After transplantation, the ABO Ab titer itself was low, and we presume that the hemolytic activity did not increase even if the ABO Ab titer increased. It indicates that accommodation occurred. Generally, within two or three weeks after ABOi SOT, accommodation occurs, and the titer of ABO Abs increases. After transplantation, IgM and IgG remain stable, and resistance to AMR occurs, which is called accommodation [16,22]. However, there is no significant effect on the transplanted organs. Some samples showed high hemolysis values in accommodation, but most of them showed low hemolysis values. To elucidate this, we need a more extensive study.
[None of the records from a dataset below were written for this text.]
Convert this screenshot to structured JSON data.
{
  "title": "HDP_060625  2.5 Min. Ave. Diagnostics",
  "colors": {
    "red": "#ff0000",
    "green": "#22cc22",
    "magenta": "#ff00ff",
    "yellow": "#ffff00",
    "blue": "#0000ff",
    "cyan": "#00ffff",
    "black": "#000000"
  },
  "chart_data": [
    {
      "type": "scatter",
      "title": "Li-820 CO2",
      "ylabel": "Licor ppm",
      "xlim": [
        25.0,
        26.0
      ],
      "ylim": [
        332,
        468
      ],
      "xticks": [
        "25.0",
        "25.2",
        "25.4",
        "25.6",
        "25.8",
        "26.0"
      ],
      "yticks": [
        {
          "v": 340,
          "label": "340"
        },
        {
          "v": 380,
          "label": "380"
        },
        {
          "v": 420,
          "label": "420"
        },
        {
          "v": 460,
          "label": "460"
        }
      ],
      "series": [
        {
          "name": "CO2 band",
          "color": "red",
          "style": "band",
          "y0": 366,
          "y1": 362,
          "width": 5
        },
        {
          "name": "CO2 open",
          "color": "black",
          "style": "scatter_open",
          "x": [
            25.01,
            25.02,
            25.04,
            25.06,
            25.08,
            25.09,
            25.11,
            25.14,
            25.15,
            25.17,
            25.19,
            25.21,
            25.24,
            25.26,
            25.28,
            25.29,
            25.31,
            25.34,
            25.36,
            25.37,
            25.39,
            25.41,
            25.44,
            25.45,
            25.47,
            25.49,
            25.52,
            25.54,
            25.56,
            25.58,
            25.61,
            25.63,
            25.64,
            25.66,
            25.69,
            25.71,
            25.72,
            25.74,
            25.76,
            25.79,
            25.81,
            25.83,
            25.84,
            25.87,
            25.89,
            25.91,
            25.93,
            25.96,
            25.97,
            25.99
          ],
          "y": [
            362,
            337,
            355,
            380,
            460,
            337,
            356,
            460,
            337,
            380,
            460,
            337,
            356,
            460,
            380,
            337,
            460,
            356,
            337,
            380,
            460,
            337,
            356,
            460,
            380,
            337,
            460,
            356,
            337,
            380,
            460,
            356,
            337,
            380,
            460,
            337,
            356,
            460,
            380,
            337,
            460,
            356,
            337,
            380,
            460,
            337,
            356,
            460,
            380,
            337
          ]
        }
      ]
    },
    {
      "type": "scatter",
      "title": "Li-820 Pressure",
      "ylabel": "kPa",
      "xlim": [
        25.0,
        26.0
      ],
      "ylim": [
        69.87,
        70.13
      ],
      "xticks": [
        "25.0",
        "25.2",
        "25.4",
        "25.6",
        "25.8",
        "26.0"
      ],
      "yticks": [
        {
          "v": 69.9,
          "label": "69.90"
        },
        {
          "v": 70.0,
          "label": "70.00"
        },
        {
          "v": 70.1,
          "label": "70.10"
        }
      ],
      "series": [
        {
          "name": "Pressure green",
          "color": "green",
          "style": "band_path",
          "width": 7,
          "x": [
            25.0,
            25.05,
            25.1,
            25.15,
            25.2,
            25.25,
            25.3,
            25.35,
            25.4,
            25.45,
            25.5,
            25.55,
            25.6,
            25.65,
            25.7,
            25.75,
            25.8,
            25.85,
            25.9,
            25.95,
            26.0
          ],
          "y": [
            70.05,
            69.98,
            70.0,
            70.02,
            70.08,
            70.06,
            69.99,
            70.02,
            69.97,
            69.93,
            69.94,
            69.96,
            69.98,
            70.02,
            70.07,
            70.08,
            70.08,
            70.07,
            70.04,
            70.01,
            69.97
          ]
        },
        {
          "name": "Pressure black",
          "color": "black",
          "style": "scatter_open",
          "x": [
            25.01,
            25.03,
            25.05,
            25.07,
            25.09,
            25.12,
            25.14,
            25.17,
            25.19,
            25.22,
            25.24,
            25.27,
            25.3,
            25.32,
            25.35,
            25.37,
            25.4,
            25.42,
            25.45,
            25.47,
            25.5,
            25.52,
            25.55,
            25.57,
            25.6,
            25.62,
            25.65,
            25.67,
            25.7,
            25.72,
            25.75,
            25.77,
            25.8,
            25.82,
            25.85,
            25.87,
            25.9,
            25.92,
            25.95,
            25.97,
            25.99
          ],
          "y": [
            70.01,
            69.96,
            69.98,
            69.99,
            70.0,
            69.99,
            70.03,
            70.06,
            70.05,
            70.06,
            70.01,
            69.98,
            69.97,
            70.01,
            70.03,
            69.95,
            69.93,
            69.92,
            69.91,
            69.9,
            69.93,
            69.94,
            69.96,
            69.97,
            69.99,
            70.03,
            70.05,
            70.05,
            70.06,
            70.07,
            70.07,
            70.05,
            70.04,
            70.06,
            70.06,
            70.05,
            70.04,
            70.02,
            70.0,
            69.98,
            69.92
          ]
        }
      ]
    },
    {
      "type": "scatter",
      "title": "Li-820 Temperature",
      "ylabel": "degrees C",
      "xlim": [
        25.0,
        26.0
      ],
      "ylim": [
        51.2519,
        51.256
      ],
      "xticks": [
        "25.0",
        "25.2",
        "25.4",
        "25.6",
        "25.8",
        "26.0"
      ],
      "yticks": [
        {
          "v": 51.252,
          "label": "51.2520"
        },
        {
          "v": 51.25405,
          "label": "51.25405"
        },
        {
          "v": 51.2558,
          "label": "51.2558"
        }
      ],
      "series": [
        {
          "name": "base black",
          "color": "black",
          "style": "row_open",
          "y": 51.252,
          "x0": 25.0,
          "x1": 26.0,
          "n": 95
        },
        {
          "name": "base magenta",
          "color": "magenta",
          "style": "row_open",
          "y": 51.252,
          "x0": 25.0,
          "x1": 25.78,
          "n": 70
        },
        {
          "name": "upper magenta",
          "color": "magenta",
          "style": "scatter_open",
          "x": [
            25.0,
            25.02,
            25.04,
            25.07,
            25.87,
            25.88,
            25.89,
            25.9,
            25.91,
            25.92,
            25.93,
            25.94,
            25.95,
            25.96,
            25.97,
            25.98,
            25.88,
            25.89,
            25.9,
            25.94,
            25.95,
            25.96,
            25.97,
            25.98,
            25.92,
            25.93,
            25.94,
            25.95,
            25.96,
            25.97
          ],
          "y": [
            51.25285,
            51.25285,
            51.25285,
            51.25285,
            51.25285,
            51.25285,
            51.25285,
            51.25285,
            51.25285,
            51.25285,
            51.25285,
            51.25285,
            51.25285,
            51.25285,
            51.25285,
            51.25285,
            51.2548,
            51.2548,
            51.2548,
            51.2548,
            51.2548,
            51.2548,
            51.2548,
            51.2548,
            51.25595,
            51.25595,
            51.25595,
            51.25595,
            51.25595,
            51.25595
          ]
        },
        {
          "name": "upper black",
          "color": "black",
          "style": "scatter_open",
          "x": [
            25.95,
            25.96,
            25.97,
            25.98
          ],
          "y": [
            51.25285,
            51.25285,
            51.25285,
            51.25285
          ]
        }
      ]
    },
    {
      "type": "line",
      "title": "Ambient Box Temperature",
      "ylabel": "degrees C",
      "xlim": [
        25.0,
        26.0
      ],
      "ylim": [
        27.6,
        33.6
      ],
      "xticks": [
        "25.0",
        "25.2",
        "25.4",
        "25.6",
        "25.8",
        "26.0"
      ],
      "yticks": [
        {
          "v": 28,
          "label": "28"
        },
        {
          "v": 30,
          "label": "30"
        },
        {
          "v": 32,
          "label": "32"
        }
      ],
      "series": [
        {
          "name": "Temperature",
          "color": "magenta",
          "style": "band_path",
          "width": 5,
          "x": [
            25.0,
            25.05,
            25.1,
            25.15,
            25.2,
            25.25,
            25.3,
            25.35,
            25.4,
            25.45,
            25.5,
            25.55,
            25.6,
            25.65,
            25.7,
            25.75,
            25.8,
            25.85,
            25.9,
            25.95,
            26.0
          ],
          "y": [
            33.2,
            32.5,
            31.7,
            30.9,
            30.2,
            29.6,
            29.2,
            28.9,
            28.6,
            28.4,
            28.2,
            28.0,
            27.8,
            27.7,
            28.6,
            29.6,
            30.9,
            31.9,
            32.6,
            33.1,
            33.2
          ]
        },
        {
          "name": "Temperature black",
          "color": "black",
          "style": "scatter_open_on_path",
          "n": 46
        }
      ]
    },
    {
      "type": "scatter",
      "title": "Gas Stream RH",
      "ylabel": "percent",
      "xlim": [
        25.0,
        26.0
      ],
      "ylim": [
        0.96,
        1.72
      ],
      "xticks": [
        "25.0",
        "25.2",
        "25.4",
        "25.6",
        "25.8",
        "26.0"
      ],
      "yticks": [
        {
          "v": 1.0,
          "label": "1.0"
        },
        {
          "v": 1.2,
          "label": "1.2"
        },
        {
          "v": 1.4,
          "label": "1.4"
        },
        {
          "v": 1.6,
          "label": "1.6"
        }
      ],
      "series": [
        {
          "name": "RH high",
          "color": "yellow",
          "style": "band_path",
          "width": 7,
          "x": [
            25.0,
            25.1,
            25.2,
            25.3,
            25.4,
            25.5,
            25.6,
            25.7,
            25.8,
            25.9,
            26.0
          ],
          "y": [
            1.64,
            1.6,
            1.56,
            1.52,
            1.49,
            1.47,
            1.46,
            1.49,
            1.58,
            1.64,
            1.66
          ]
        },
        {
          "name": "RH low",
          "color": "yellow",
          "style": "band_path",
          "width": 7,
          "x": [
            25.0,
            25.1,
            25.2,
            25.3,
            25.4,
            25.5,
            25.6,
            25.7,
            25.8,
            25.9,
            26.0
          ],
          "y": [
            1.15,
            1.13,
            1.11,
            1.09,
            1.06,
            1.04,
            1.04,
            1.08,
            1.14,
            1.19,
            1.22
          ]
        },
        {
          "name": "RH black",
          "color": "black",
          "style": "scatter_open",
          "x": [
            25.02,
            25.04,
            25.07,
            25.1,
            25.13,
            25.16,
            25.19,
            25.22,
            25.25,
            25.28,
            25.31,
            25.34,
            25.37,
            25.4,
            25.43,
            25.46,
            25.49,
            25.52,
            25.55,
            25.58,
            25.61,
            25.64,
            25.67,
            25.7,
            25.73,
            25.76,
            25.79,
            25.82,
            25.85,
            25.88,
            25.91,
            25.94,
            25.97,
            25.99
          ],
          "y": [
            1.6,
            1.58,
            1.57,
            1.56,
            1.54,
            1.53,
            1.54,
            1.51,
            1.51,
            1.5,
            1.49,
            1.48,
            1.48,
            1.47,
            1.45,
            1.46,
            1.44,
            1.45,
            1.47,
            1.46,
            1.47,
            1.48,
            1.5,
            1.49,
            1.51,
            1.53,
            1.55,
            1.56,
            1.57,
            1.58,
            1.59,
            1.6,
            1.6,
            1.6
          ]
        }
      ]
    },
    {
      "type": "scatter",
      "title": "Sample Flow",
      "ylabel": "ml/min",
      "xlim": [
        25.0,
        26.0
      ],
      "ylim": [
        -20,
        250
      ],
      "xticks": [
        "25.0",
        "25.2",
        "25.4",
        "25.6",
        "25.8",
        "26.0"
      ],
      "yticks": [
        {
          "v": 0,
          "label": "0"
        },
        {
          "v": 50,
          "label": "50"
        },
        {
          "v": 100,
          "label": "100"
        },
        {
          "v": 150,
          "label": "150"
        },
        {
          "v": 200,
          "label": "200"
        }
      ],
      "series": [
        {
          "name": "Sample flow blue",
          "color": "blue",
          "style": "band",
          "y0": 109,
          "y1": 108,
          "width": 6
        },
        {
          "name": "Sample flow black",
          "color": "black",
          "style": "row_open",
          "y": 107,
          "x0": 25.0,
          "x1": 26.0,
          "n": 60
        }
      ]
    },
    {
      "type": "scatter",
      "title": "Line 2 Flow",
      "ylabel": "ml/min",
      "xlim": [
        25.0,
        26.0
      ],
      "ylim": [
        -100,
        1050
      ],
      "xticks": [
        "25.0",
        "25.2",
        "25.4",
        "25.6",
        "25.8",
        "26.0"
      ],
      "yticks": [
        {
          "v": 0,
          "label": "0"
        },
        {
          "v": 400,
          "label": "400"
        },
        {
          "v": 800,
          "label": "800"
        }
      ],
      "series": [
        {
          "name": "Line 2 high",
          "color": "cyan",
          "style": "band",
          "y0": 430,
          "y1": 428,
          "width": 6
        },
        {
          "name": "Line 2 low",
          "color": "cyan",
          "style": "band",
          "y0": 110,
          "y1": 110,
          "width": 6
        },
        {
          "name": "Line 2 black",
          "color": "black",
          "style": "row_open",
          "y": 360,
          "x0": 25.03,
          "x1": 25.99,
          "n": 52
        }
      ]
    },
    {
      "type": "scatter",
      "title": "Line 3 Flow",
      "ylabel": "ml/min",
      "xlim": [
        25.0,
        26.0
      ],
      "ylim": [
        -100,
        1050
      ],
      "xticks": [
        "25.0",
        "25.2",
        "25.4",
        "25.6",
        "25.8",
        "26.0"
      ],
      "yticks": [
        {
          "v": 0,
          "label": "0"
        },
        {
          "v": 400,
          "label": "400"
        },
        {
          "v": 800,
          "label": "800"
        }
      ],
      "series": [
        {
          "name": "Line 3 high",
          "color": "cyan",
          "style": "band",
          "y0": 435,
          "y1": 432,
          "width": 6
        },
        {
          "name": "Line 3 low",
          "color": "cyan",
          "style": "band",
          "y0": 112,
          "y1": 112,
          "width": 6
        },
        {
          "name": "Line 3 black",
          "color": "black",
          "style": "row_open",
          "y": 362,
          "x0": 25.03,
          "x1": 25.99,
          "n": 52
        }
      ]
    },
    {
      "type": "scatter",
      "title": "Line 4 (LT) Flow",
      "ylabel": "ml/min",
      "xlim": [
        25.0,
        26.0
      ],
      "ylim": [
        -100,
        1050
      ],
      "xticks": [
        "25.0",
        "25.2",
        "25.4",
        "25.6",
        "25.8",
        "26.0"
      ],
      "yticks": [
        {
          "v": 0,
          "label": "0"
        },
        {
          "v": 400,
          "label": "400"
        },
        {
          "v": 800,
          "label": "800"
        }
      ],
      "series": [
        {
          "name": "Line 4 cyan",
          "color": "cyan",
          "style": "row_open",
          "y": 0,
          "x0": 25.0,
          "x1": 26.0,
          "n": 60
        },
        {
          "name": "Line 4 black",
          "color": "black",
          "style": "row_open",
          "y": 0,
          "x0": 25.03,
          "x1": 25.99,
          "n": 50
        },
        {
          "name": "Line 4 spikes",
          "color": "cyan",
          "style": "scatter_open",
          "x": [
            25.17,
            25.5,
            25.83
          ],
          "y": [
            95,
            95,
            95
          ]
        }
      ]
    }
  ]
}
If the CDC method is systematized and further supplemented, another application of our CDC method might be used in the side effects of hemolytic transfusions. In patients with Abs against the RBC antigen, transfusion of cognate antigen-negative blood is common, but an Ab against a high-incidence red cell antigen or a newly discovered Ab whose clinical significance is not well known is difficult to obtain antigen-negative blood. If these Abs are present, there would be difficulty in the selection of blood transfusion under the clinical situation. Although unavailable in most laboratories, the monocyte monolayer assay method can be used to predict the extravascular hemolytic response [23,24]. However, there is no adequate method to predict the intravascular hemolytic response. This CDC method is expected to be used to predict the activity of Abs to RBC antigens other than ABO Ab.

The limitations of this study were that we did not examine the distribution of IgG subclasses in the blood O group. However, we have shown that CDC can be used in a new trial for the ABO Ab measurement method. In our study, IgM seems to play a major role rather than IgG, which is consistent with the previous knowledge. Therefore, hemolytic (%) measurement of ABO Ab using CDC may help in understanding the clinical significance of the ABO Ab. Using an automated analyzer for Ab titration and free hemoglobin measurements, the ABO Ab monitoring methods would be further advanced.

5. Conclusions

Our study showed a new trial for ABO Ab measurement using the CDC method. In the first one, we tried to measure quantitative ABO Ab using this CDC method. In the second one, IgM seems to play a major role rather than IgG in the CDC method, which is consistent with the previous knowledge. If this CDC method is standardized with more experiments, it may be an indicator that can quantitatively measure the ABO Ab reaction. Additionally, the CDC method is expected to be useful for not only transplantation but also blood transfusion.